Zafer
- Type: Daily newspaper
- Founder: Mümtaz Faik Fenik
- Publisher: Güneş Press
- Founded: 30 April 1949
- Ceased publication: 26 May 1960
- Language: Turkish
- Headquarters: Ankara
- Country: Turkey

= Zafer (newspaper) =

Turkish newspaper (1949–1960)

Zafer (Victory) was a daily newspaper which was published in Ankara, Turkey, between 1949 and 1960. It was one of the leading newspapers in Turkey during the 1950s. It is known for its close affiliation with the Democrat Party (DP) which was the ruling party in the period between 1950 and 1960. The paper was closed by the Turkish authorities immediately after the military coup on 27 May 1960 which ended the rule of the DP.

==History and profile==
Zafer was first published on 30 April 1949. It came out daily and was headquartered in Ankara. Its founder was Mümtaz Faik Fenik who was a journalist and a deputy of Ankara for the DP. He also headed the DP's campaign in the 1946 election. The publishing company was the Güneş Press owned by Fenik. Later the paper was managed by other DP members, including Zeki Rıza Sporel, Zühtü Hilmi Velibeşe and Kâmil Gündeş. Editors-in-chief of Zafer included Şemsi Cemil Altay, Fatin Fuad, Sacid Ögel, Cenap Yakar, Turhan Dilligil and Atilla Onuk. Its major contributors were Adviye Fenik, Ali Fuat Başgil, Ahmet Muhip Dıranas, Bahadır Ülger, Burhan Apaydın, Burhan Belge, Fazıl Ahmet Aykaç, Hikmet Yazıcıoğlu, Orhan Seyfi Orhon, Rıfkı Salim Burçak, Sefaettin Karanakçı and Perihan Parla.

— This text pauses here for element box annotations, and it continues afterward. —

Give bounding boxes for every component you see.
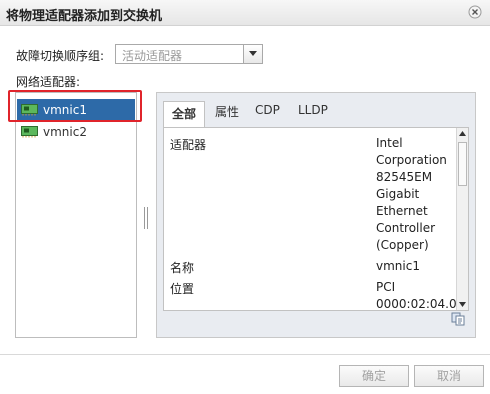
location-value: PCI 0000:02:04.0 xyxy=(376,280,457,311)
tab-cdp[interactable]: CDP xyxy=(255,103,280,117)
footer-divider xyxy=(0,354,490,355)
details-content: 适配器 Intel Corporation 82545EM Gigabit Et… xyxy=(163,127,469,311)
adapter-key: 适配器 xyxy=(170,138,207,152)
adapter-item-vmnic2[interactable]: vmnic2 xyxy=(17,121,135,143)
tab-lldp[interactable]: LLDP xyxy=(298,103,328,117)
failover-order-label: 故障切换顺序组: xyxy=(16,49,105,63)
network-adapters-label: 网络适配器: xyxy=(16,75,81,89)
dialog-title: 将物理适配器添加到交换机 xyxy=(6,9,163,24)
cancel-button[interactable]: 取消 xyxy=(414,365,484,387)
scrollbar-thumb[interactable] xyxy=(458,142,467,186)
scroll-up-icon[interactable] xyxy=(459,131,466,136)
highlight-box xyxy=(8,90,142,122)
failover-order-select[interactable]: 活动适配器 xyxy=(115,44,263,64)
details-tabs: 全部 属性 CDP LLDP xyxy=(157,93,475,127)
copy-icon[interactable] xyxy=(451,312,465,329)
failover-order-value: 活动适配器 xyxy=(122,49,183,63)
network-card-icon xyxy=(21,126,38,141)
chevron-down-icon xyxy=(249,51,257,56)
scroll-down-icon[interactable] xyxy=(459,302,466,307)
details-scrollbar[interactable] xyxy=(456,128,468,310)
adapter-list: vmnic1 vmnic2 xyxy=(15,92,137,338)
name-value: vmnic1 xyxy=(376,259,420,273)
close-icon[interactable] xyxy=(468,5,482,19)
dialog-titlebar: 将物理适配器添加到交换机 xyxy=(0,0,490,26)
location-key: 位置 xyxy=(170,282,195,296)
ok-button[interactable]: 确定 xyxy=(339,365,409,387)
adapter-item-label: vmnic2 xyxy=(43,125,87,139)
dropdown-button[interactable] xyxy=(243,45,262,63)
name-key: 名称 xyxy=(170,261,195,275)
tab-properties[interactable]: 属性 xyxy=(215,103,239,120)
panel-splitter[interactable] xyxy=(144,207,148,229)
adapter-value: Intel Corporation 82545EM Gigabit Ethern… xyxy=(376,136,447,252)
adapter-details-panel: 全部 属性 CDP LLDP 适配器 Intel Corporation 825… xyxy=(156,92,476,338)
tab-all[interactable]: 全部 xyxy=(163,101,205,127)
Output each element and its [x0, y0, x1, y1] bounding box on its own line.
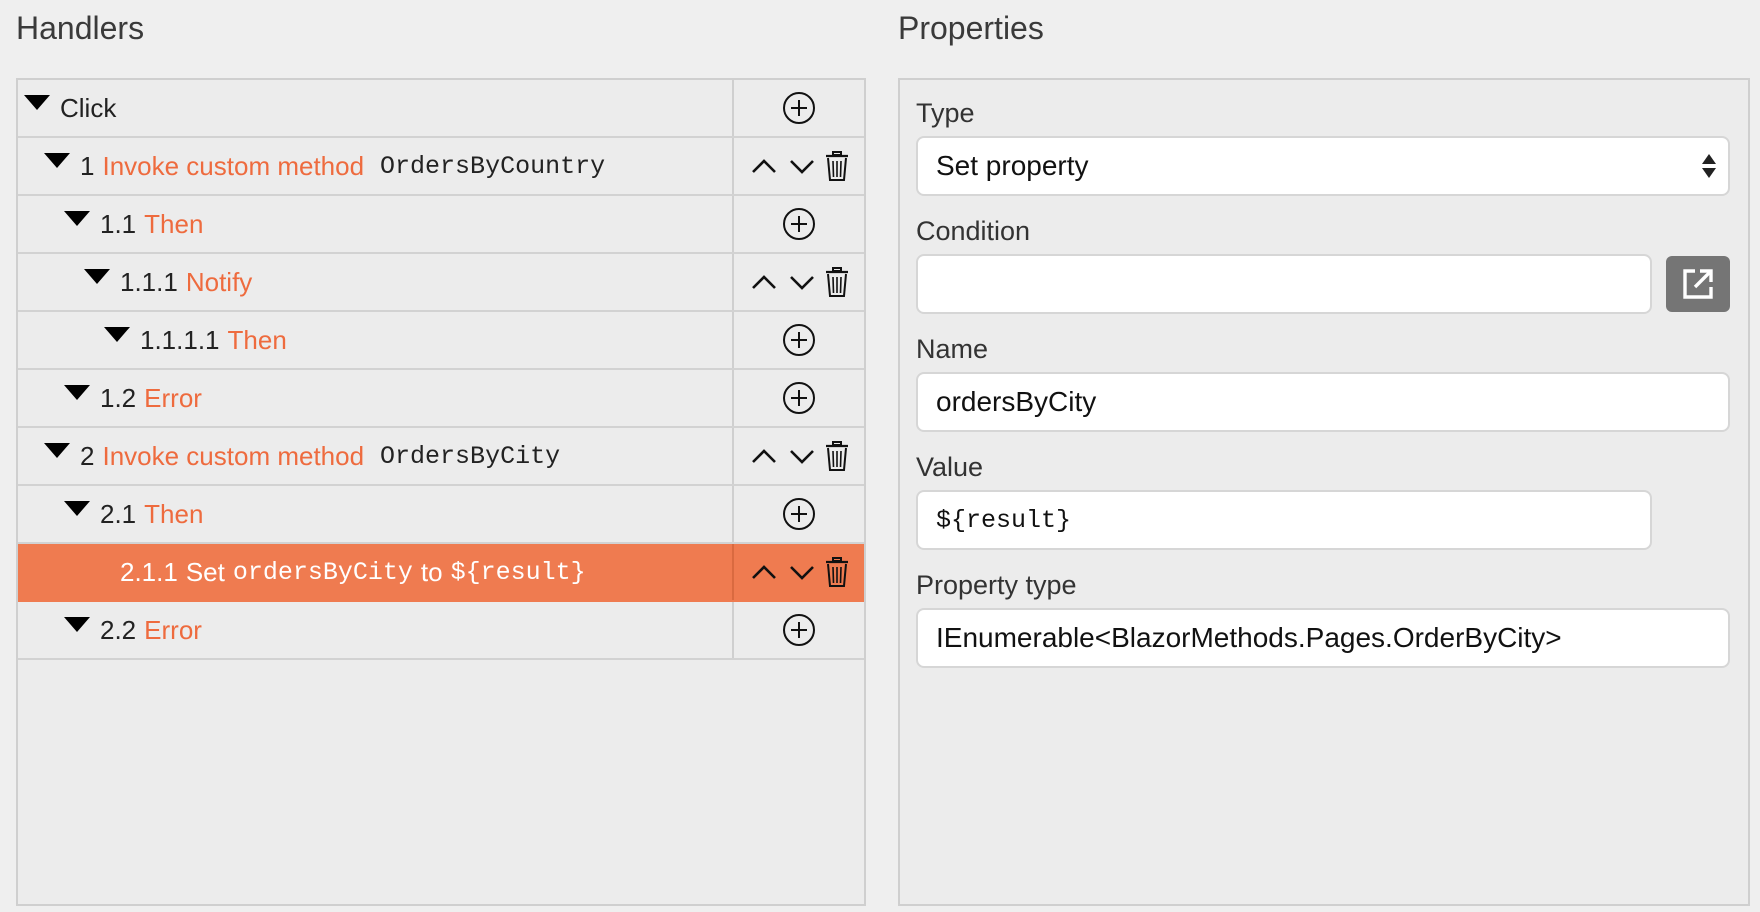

As a result of its closeness to the ruling party Zafer was named as the "partisan publication" by the opposition figures. The paper was given the highest number of official advertisements in the period between 1951 and 1958.

Zafer was one of the Turkish newspapers which supported the resistance of Hungarian people against the Soviet Union in 1956. The others were Milliyet and Hürriyet.

The last issue of Zafer numbered 3832 appeared on 26 May 1960, a day before the military coup.